Bibliothèque

Il n'y a pas de disruption

Il n'y a pas de disruption

Les bibliothèques sont d’excellents laboratoires de cette intrication entre progrès et conservatisme. Elles combinent, par exemple, les avancées numériques les plus pointues à la conservation du patrimoine. Dans un monde en mutations, elles resteront fidèles à leur mission première qui est d’aider chacun à partager avec les autres un univers de pensées aussi diversifié qu’universellement compréhensible. 

« Changement de paradigme », « disruption ». L’air du temps est aux expressions tonitruantes.
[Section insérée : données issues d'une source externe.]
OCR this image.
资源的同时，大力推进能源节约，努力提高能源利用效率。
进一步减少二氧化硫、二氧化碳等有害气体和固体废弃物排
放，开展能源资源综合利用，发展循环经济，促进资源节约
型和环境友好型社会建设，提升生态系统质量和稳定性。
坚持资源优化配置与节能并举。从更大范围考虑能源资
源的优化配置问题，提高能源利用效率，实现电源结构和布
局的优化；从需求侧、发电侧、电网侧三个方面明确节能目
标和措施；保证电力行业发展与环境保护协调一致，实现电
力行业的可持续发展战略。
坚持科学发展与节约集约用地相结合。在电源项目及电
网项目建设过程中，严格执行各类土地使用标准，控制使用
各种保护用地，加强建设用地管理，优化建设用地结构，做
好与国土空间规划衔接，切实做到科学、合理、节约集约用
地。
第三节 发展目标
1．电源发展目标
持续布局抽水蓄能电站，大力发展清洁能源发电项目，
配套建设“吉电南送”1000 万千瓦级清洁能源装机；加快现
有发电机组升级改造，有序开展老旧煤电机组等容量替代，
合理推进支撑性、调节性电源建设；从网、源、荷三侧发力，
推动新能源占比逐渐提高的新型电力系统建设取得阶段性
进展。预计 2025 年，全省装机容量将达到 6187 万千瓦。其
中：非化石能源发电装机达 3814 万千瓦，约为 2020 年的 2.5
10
Et pas seulement chez les prophètes du « monde d’après ». Nous sommes pourtant bien placés parmi les livres et les bibliothèques pour savoir que les transformations que nous vivons s’inscrivent dans une évolution logique et prévisible de notre environnement cognitif. Il n’est pas sûr que leur donner une aura de radicalité soit la meilleure façon de les comprendre et, surtout, de les maîtriser.
 
Oui, la montée en puissance du numérique transforme notre rapport au savoir, aux autres et à nous-mêmes. Mais, déjà au moment où l’informatique documentaire promettaient de prendre le relais des catalogues sur fiche et d’un certain rapport au texte, il fallait être aveugle, sans même remonter à la « mondothèque » de Paul Otlet ou aux tablettes d’Ougarit, pour ne pas comprendre que la grande saga du texte, commencée il y a plusieurs millénaires, allait continuer son essor au-delà du papier et que c’était bien ainsi.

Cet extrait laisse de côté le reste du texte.